The stern simplicity of the lifecraft, when we were safely back aboard, seemed luxurious. We relaxed in the acceleration chairs; gulped hot soup against the chill of those abandoned tunnels, that lingered in our bones; and answered the peevish questions of Victor Lord.
The signal officer soon reported that he had contact with the Great Director, and we crowded into the narrow television signal room. Hudd’s heavy, blue-wattled face filled the big screen; the habitual smile of his thick lips failed to cover his anxious and weary concern.
“Let’s have it, Jim.” His loud, hearty voice was edged with tension. “What happened to the fort?”
“Evacuated, Mr. Hudd.”
“But why?”
“We failed to discover that,” Cameron reported. “The withdrawal was deliberate and orderly. The records were mostly removed or destroyed; the weapons were disabled without unnecessary destruction; the men took their personal belongings.
There’s no evidence whatever of trouble or violence.”
“When did it happen?”
“About two years, I think, after the Task Force left. The dates on calendar pads and inspection cards show that men were here that long. The lowered air pressure, the accumulated dust, and the low counter readings we got about the main power pile, all show that they weren’t here much longer.”
Hudd turned, on the screen, to rap a few questions at Doyle and Lord. Lord’s uneasy insolence had changed to a silky deference, now. He explained that acceleration sickness had kept him on the life-craft.
“A very puzzling situation.” Hudd’s hushed voice and his frown showed his bewildered apprehension. “The entire Task Force, I feel, is in danger, until we find out what has happened.”
He straightened, on the screen, and his voice took on a confident authority.
“Captain Doyle, you will proceed at once to Earth. You will land at Americania. Discover what happened to the Directorate—and what enemies we must destroy, to restore it. Take any precautions that you think necessary. But this time you must not fail.”
“Yes, Mr. Hudd.”
Hudd answered his smart salute, and turned on the screen.
“And you, Mr. Lord, had better get well.”
IV.
Our lifecraft, next day, spiraled slowly down over Americania—the splendid capital city which Tyler had founded, sentimentally, upon the poor, rocky farm where he was born. Peering down through the ports, we felt an increasing sense of fearful puzzlement.
Wide suburban areas had been devastated by explosion or fire, so long ago that lush green forest had now overspread the blackened, broken walls and the twisted frames of rust-red steel—but most of the city looked quite intact.
Avenue upon avenue, proud towers stood like monolithic memorials to history’s greatest empire. Tyler;—with what now seemed an excessive confidence—had ordered his architects to build for a thousand years. Americania was a city of granite—of gray colossal masses, pillared and towered with contrasting red granite, and purple, and black.

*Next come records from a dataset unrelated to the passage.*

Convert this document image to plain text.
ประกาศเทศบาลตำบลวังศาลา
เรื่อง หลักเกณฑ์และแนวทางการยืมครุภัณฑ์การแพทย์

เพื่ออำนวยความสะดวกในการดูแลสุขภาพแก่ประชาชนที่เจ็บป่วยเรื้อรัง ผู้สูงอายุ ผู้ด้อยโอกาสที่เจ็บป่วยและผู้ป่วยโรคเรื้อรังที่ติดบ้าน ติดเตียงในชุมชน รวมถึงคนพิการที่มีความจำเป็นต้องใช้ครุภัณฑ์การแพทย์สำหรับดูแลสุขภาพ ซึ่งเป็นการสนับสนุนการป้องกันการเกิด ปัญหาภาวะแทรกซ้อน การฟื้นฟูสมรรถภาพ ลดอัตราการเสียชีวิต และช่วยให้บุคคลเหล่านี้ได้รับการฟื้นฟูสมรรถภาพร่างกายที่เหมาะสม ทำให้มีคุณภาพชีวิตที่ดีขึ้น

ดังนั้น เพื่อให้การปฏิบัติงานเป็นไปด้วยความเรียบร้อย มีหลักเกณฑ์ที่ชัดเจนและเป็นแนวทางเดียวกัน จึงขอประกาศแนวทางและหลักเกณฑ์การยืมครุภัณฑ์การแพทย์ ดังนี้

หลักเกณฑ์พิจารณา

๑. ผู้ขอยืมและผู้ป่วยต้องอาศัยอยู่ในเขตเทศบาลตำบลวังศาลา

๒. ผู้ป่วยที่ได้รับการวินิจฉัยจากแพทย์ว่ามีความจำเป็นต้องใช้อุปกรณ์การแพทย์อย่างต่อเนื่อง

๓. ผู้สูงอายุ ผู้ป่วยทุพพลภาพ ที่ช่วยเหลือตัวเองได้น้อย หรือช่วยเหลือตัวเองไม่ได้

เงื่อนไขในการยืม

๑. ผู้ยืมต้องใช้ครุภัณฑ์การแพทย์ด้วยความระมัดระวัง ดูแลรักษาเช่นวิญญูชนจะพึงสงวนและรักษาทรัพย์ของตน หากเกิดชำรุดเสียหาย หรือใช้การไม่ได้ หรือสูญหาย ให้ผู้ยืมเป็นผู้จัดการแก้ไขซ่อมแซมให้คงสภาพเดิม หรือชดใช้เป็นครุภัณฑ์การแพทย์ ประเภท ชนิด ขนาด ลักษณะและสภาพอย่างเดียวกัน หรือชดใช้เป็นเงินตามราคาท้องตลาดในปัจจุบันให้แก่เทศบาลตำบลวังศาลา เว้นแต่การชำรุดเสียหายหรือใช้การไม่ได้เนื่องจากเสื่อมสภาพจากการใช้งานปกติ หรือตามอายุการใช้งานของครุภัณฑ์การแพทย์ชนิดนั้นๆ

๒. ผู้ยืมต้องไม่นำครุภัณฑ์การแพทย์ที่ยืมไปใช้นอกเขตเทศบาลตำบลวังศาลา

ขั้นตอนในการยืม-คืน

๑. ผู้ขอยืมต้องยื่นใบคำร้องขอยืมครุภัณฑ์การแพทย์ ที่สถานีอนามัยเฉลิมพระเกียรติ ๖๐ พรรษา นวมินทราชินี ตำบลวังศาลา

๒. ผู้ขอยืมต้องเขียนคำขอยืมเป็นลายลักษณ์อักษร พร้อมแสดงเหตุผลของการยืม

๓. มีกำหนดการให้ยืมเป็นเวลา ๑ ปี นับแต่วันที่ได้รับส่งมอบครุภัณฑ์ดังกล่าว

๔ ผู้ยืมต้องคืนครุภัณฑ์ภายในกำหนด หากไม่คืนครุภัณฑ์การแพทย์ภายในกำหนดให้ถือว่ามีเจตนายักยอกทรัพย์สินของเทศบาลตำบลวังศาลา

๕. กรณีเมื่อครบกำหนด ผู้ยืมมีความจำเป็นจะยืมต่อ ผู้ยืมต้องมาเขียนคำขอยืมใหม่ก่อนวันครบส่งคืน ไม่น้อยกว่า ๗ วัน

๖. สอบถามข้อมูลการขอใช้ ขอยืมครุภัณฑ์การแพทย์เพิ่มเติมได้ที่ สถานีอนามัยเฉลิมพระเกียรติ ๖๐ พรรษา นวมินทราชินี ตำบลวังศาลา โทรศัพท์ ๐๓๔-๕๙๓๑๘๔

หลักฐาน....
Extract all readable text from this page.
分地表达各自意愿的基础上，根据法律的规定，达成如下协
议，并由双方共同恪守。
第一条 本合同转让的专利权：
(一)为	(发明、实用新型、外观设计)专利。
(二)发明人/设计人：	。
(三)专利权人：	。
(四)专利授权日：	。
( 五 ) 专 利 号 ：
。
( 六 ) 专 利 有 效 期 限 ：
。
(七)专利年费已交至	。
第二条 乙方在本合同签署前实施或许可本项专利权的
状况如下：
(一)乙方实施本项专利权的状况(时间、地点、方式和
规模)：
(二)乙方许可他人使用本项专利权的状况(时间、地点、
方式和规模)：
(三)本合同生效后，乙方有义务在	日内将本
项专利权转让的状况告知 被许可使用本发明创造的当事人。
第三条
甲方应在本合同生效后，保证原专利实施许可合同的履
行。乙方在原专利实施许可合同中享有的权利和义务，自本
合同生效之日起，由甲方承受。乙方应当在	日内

Far below us, those stately avenues looked strangely empty, now. Nothing moved. Tall stacks rose from power plants and industrial buildings, in the green-choked suburbs, but there was no smoke.
Was Americania all abandoned, like the Moon?
Fear of that sent an uncomfortable prickling up my spine. I looked hopefully at my companions. Little Victor Lord had turned a sallow gray, and-sweat made dark blots through his shirt. His two SBI men, in their ominous black, had turned away from the ports; they muttered together uneasily, and checked the action of their automatics.
Jim Cameron turned from his port, whistling in a way he had, softly through his teeth. The air was the light, lilting melody of an old love song. The dwarfish Squaredealer whirled on him, in a sudden, tight-lipped fury.
“Stop your impudent whistling!” Lord’s wrath had its real origin, no doubt, in his own frightened bafflement, but his heavy-lidded eyes looked dangerous. Even after Cameron stopped the whistling and turned back to the port, still he wasn’t appeased.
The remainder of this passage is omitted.